The Tribunal reiterated that a CNESST inspector may only prohibit a practice or procedure as per s. 186 of the AOHS if there is a "danger" for the health or safety of workers. Should there not be any "danger," CNESST inspectors do not have the power to suspend or prohibit the work. The Tribunal explained the difference between a "danger" and a "risk:" although a danger must not be imminent, it must at least constitute a probability, while the risk, on the other hand, is only a possibility. The danger, therefore, must present a probability of realization which is not negligible, and that probability is not to be calculated mathematically. The danger cannot be a simple fear or apprehension and must be analyzed in a factual context. While admitting that the inexistence of past accidents is not an argument to take into account when determining the proper safety precautions to adopt with regards to working procedures, the Tribunal explained that such inexistence can nonetheless constitute an indication that the risks of materialization of the apprehended event are not very high when appreciating the existence or not of a danger.

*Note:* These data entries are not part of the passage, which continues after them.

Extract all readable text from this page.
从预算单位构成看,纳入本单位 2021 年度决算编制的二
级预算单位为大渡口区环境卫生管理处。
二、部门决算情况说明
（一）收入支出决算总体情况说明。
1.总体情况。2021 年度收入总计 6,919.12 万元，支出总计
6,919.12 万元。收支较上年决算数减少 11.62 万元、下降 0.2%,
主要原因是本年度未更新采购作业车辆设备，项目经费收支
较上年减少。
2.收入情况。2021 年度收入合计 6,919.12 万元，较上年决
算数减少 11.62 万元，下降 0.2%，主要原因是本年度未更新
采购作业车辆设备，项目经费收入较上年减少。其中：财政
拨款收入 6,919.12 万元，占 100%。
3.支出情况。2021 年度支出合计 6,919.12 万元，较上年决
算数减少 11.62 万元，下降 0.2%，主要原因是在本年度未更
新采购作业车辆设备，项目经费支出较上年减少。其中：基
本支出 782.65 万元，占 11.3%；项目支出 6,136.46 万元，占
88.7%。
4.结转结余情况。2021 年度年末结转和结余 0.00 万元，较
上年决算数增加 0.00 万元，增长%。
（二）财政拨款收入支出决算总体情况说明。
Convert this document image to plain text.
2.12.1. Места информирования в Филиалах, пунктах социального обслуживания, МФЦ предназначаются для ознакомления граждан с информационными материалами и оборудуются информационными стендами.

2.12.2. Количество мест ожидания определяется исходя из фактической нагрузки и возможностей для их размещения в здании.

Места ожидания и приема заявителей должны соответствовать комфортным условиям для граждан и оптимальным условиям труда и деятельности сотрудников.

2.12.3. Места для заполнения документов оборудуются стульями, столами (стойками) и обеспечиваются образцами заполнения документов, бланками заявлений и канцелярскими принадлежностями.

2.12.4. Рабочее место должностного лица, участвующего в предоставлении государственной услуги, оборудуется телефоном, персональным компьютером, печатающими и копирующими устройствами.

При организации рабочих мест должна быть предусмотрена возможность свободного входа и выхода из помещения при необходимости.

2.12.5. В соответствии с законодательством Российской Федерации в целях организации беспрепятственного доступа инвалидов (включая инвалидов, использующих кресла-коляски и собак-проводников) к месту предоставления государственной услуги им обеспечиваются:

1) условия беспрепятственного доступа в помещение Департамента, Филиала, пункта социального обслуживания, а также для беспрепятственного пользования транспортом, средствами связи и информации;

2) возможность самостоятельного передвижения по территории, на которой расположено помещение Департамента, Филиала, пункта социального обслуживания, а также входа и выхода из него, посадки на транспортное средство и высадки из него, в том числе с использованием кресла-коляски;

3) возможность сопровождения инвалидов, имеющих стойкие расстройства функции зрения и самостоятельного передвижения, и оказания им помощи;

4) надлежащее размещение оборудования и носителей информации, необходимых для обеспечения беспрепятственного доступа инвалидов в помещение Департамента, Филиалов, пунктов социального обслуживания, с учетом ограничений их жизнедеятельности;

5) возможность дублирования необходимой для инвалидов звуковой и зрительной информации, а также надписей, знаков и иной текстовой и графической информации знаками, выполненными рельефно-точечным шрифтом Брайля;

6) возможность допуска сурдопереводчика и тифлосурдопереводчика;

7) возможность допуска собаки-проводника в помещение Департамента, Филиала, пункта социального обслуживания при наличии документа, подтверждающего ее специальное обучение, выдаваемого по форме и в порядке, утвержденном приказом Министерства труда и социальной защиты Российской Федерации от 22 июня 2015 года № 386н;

When analyzing the existence or not of a danger (as opposed to a risk), two elements must therefore be examined: (i) the probabilities of materialization of the risk, and (ii) the gravity of the consequences attached thereto.

The Tribunal also confirmed that inspectors and employers should not pursue a situation of "Zero Risk" since the absence of any risk is in a workplace is impossible to achieve — what the inspectors and employers should strive for is the elimination of dangers.

In the end, the Tribunal rendered a decision of over 200 pages in which it gave a very exhaustive review of the expert evidence presented and harshly criticized the lack of professionalism of the CNESST inspectors and the tools they used to come to the conclusion that the Mucking Procedure was dangerous. It re-established the status quo which existed prior to the CNESST's fall 2016 work stoppages and reiterated that the CNESST inspectors' powers are not unlimited: should an inspector believe that a practice or procedure constitute a danger for the health or safety of workers, he or she better do his or her homework and not simply act on unjustified fears or misguided apprehensions.

Footnotes

1. 2018 QCTAT 3096. McCarthy Tétrault LLP acted as counsel for Glencore Canada Corporation (Matagami and Raglan).

2. The inspectors never once mentioned the words "danger" or "probability" in their reports. Instead, they discussed "risks" and "possibilities."

3. Mines Agnico Eagle Ltée (Goldex, Lapa and Laronde), Glencore Canada Corporation (Matagami and Raglan), Mines Richmond Inc. (Beaufor), IamGold Corporation (Westwood), Integra Gold Corp., Metanor Resources inc. (Lac Bachelor), Stornoway Diamonds (Canada) Inc. (Lagopède), Niobec Inc. (Niobec), Goldcorp (Éléonore), Breakwater Ressources Ltd. (Nyrstar/Langlois), Canadian Royalties (Nunavik Nickel), K+S Windsor Ltée (Seleine).